Israeli analysts have warned of "increasingly chilly" relations with Jordan, with no official events planned to mark the 25th anniversary of the Jordan-Israel peace treaty next month.
According to a report in Haaretz, "among the issues dividing the two countries are Jordan's decision not to renew Israel's 25-year lease on the enclaves of Naharayim and Tzofar, and Prime Minister Benjamin Netanyahu's recent vow to annex the Jordan Valley if reelected."
Yesterday, the Institute for National Security Studies hosted an event to mark the anniversary, with Foreign Ministry officials in attendance but without senior representation from either the Israeli government or Jordanian embassy.

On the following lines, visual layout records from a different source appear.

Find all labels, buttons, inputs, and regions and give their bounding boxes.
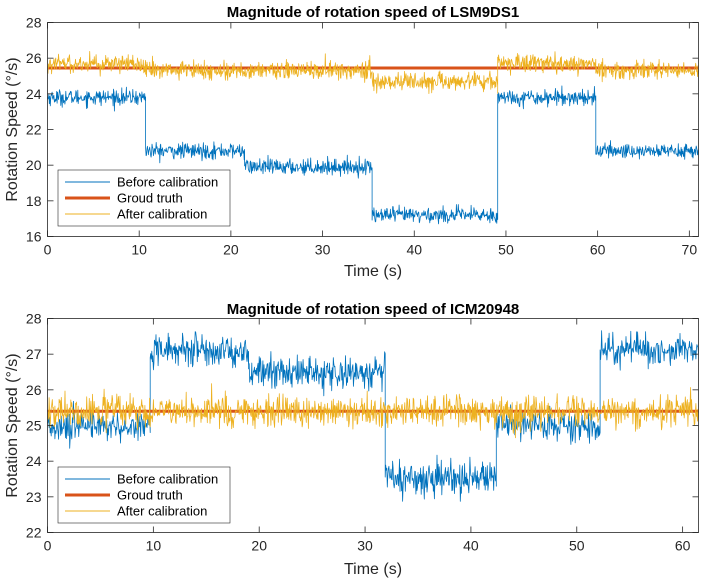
legend-box <box>57 169 231 227</box>
x-tick-label: 70 <box>682 242 698 258</box>
legend-label-truth: Groud truth <box>117 488 183 503</box>
series-group <box>47 330 699 502</box>
x-tick-label: 60 <box>590 242 606 258</box>
legend-label-truth: Groud truth <box>117 191 183 206</box>
legend-label-before: Before calibration <box>117 175 218 190</box>
y-tick-label: 23 <box>26 489 42 505</box>
legend-label-after: After calibration <box>117 207 207 222</box>
x-tick-label: 30 <box>357 538 373 554</box>
x-tick-label: 20 <box>251 538 267 554</box>
x-tick-label: 50 <box>569 538 585 554</box>
chart-lsm9ds1: Magnitude of rotation speed of LSM9DS1 B… <box>4 4 699 280</box>
x-tick-label: 40 <box>406 242 422 258</box>
y-tick-label: 18 <box>26 193 42 209</box>
x-tick-label: 10 <box>131 242 147 258</box>
chart-title: Magnitude of rotation speed of LSM9DS1 <box>227 4 520 21</box>
y-tick-label: 20 <box>26 157 42 173</box>
x-tick-label: 30 <box>315 242 331 258</box>
y-tick-label: 28 <box>26 311 42 327</box>
y-tick-label: 26 <box>26 50 42 66</box>
series-line-after-calibration <box>47 51 699 94</box>
legend-label-after: After calibration <box>117 504 207 519</box>
series-line-before-calibration <box>47 85 699 225</box>
y-tick-label: 22 <box>26 525 42 541</box>
x-tick-label: 60 <box>675 538 691 554</box>
y-tick-label: 22 <box>26 122 42 138</box>
series-group <box>47 51 699 225</box>
y-tick-label: 26 <box>26 382 42 398</box>
y-tick-label: 24 <box>26 86 42 102</box>
y-axis-label: Rotation Speed (°/s) <box>4 57 21 201</box>
y-tick-label: 16 <box>26 229 42 245</box>
axis-ticks: 0 10 20 30 40 50 60 22 23 24 25 26 27 28 <box>26 311 699 554</box>
legend-label-before: Before calibration <box>117 472 218 487</box>
x-tick-label: 0 <box>44 538 52 554</box>
x-tick-label: 20 <box>223 242 239 258</box>
chart-icm20948: Magnitude of rotation speed of ICM20948 … <box>4 301 699 578</box>
y-axis-label: Rotation Speed (°/s) <box>4 353 21 497</box>
x-axis-label: Time (s) <box>344 263 402 280</box>
axis-ticks: 0 10 20 30 40 50 60 70 16 18 20 22 24 26 28 <box>26 15 699 258</box>
series-line-before-calibration <box>47 330 699 502</box>
y-tick-label: 27 <box>26 346 42 362</box>
y-tick-label: 28 <box>26 15 42 31</box>
x-axis-label: Time (s) <box>344 561 402 578</box>
x-tick-label: 50 <box>498 242 514 258</box>
y-tick-label: 25 <box>26 418 42 434</box>
series-line-after-calibration <box>47 383 699 439</box>
y-tick-label: 24 <box>26 453 42 469</box>
legend: Before calibration Groud truth After cal… <box>57 169 231 227</box>
x-tick-label: 10 <box>146 538 162 554</box>
x-tick-label: 0 <box>44 242 52 258</box>
x-tick-label: 40 <box>463 538 479 554</box>
chart-title: Magnitude of rotation speed of ICM20948 <box>227 301 520 318</box>
legend: Before calibration Groud truth After cal… <box>57 466 231 524</box>
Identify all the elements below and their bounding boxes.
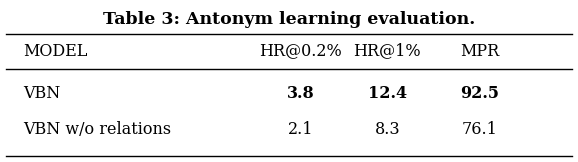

Haaretz noted that "the mood at the conference was pessimistic, and much of the focus was on the hurdles that have arisen since the agreement was signed.".
Official material for the conference described the Israeli-Jordanian relationship as "a cold peace, in which the mutual benefits of cooperation and the many common state interests are not fully understood by the Israeli and Jordanian publics."
Furthermore, the conference also featured a "secret panel", whose members included two former Jordanian generals "who asked not to be identified by name and whose remarks could not be quoted or broadcast".
"The fact that Jordanians fear to come to Israel openly epitomizes the state of the diplomatic relationship, 25 years after it began," the report noted.
The conference identified a number of "sources of the friction", including the ongoing occupation of the Palestinian territories, as well as conflict at the Al-Aqsa Mosque compound.
Haaretz highlighted a 2017 incident in which "an Israeli guard at the embassy in Amman shot and killed two Jordanians". While the guard said he opened fire after being attacked with a screwdriver, "Jordanian newspaper Al Ghad reported that Israel paid around $5 million to the two families."